Personal information
- Born: December 16, 1934 Takasaki, Gunma, Japan
- Died: July 16, 2013 (aged 78) Takasaki, Gunma, Japan
- Height: 1.54 m (5 ft 1 in)

Gymnastics career
- Discipline: Men's artistic gymnastics
- Country represented: Japan
- Medal record
Representing Japan
Olympic Games
| Gold medal – first place | 1960 Rome | Floor |
| Gold medal – first place | 1960 Rome | Team |
| Silver medal – second place | 1956 Melbourne | Floor |
| Silver medal – second place | 1956 Melbourne | Team |
World Championships
| Gold medal – first place | 1962 Prague | Team |
| Gold medal – first place | 1962 Prague | Floor |
| Silver medal – second place | 1958 Moscow | Team |
| Silver medal – second place | 1958 Moscow | Rings |

= Nobuyuki Aihara =

Japanese artistic gymnast

Nobuyuki Aihara (相原 信行, Aihara Nobuyuki) was a Japanese gymnast. He was the father of Yutaka Aihara, also a gymnast.

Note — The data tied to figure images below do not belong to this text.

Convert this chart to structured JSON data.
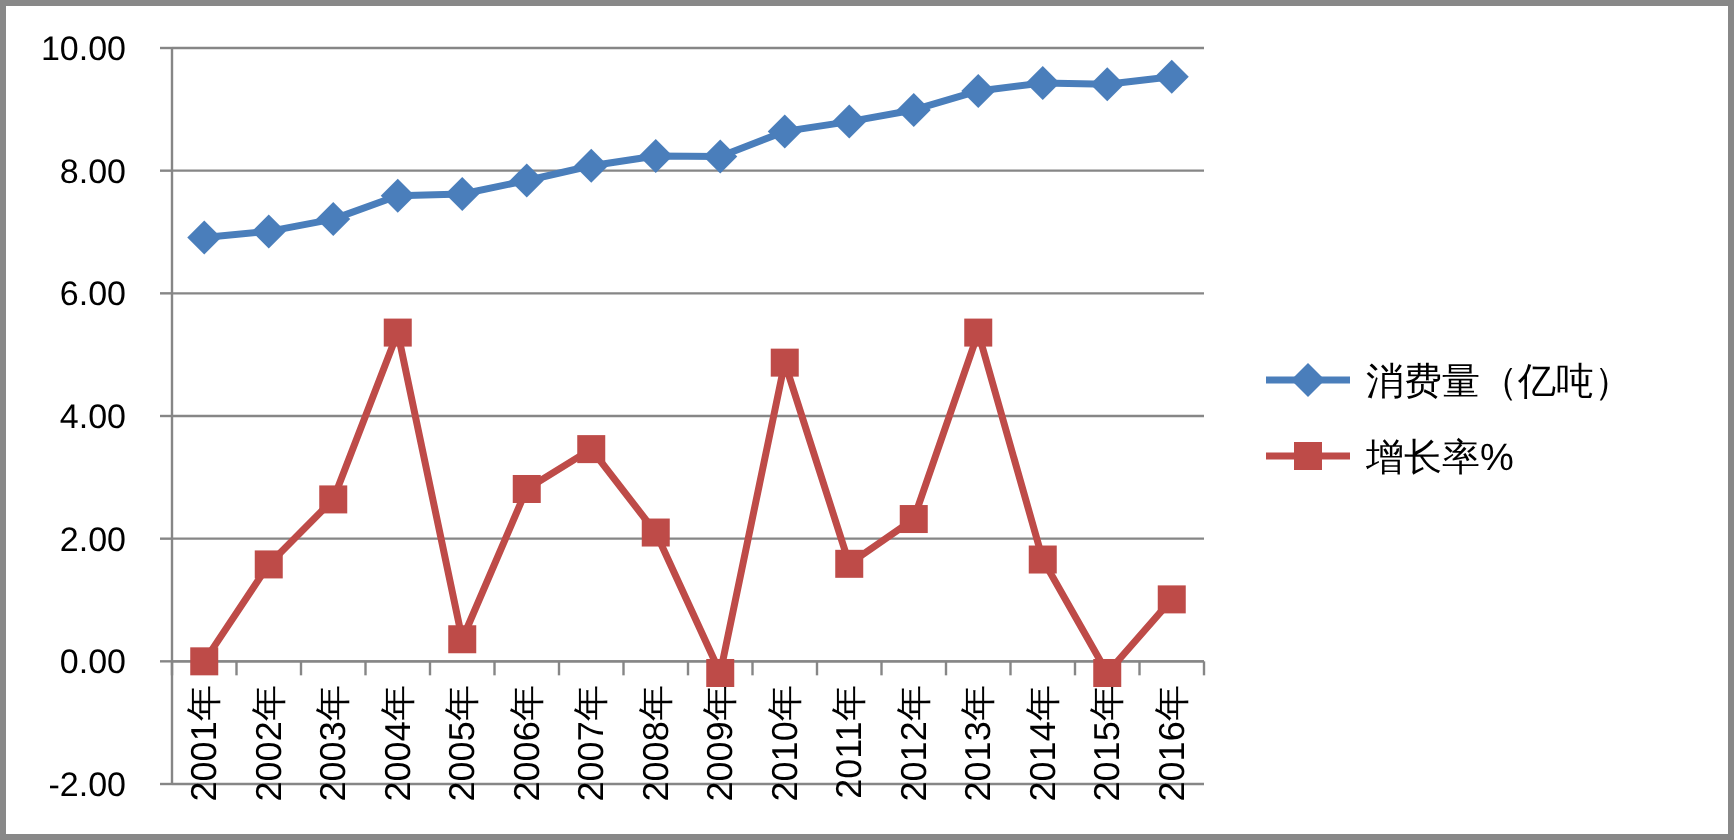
{
  "chart_data": {
    "type": "line",
    "categories": [
      "2001年",
      "2002年",
      "2003年",
      "2004年",
      "2005年",
      "2006年",
      "2007年",
      "2008年",
      "2009年",
      "2010年",
      "2011年",
      "2012年",
      "2013年",
      "2014年",
      "2015年",
      "2016年"
    ],
    "series": [
      {
        "name": "消费量（亿吨）",
        "color": "#4a7ebb",
        "marker": "diamond",
        "values": [
          6.91,
          7.01,
          7.21,
          7.59,
          7.62,
          7.84,
          8.08,
          8.24,
          8.23,
          8.64,
          8.8,
          8.99,
          9.3,
          9.43,
          9.41,
          9.53
        ]
      },
      {
        "name": "增长率%",
        "color": "#be4b48",
        "marker": "square",
        "values": [
          0,
          1.58,
          2.64,
          5.36,
          0.36,
          2.81,
          3.46,
          2.1,
          -0.19,
          4.87,
          1.59,
          2.32,
          5.36,
          1.66,
          -0.19,
          1.01
        ]
      }
    ],
    "ylim": [
      -2,
      10
    ],
    "yticks": [
      {
        "value": -2,
        "label": "-2.00"
      },
      {
        "value": 0,
        "label": "0.00"
      },
      {
        "value": 2,
        "label": "2.00"
      },
      {
        "value": 4,
        "label": "4.00"
      },
      {
        "value": 6,
        "label": "6.00"
      },
      {
        "value": 8,
        "label": "8.00"
      },
      {
        "value": 10,
        "label": "10.00"
      }
    ],
    "grid": "y",
    "legend": "right",
    "line_style": "solid"
  }
}
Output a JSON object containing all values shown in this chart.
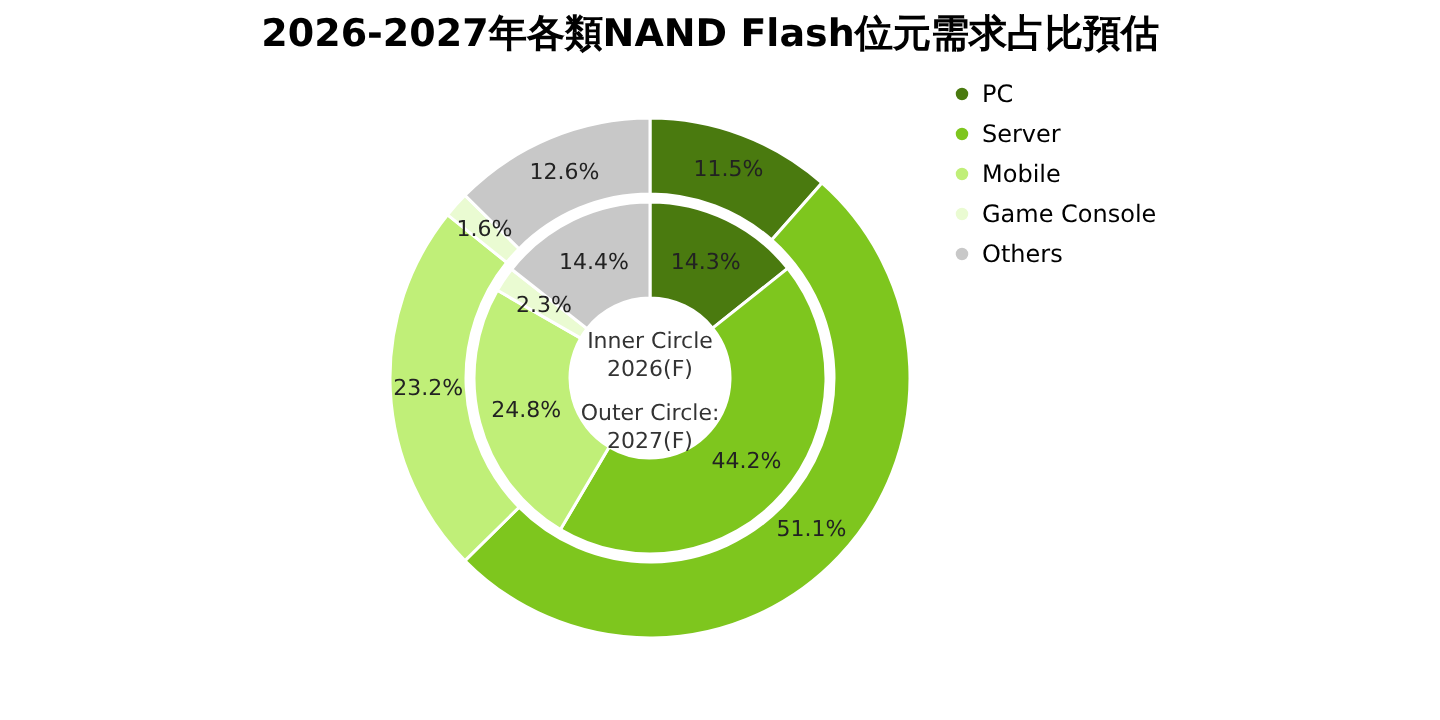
{
  "chart_data": {
    "type": "donut",
    "title": "2026-2027年各類NAND Flash位元需求占比預估",
    "categories": [
      "PC",
      "Server",
      "Mobile",
      "Game Console",
      "Others"
    ],
    "colors": [
      "#4a7a0f",
      "#7ec61e",
      "#c0ef78",
      "#eafbd2",
      "#c8c8c8"
    ],
    "series": [
      {
        "values": [
          14.3,
          44.2,
          24.8,
          2.3,
          14.4
        ],
        "value_labels": [
          "14.3%",
          "44.2%",
          "24.8%",
          "2.3%",
          "14.4%"
        ]
      },
      {
        "values": [
          11.5,
          51.1,
          23.2,
          1.6,
          12.6
        ],
        "value_labels": [
          "11.5%",
          "51.1%",
          "23.2%",
          "1.6%",
          "12.6%"
        ]
      }
    ],
    "annotations": [
      "Inner Circle\n2026(F)",
      "Outer Circle:\n2027(F)"
    ],
    "legend": "right"
  }
}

Nobuyuki competed at the 1956 Olympics and won a silver medal in floor exercise and a silver medal in the team competition. Four years later he won gold medals in these events.

Aihara took up gymnastic at the age of 15 while studying at the Nippon Sport Science University. He was coached by his future teammate Masao Takemoto. In 1964 he married Toshiko Shirasu-Aihara, a fellow gymnast. Because of an injury he missed the Tokyo Olympics that year, and soon retired to become a gymnastics coach. In 1979 he founded the Aihara Gymnastics Club.

Aihara died of pneumonia on July 16, 2013, at the age of 78.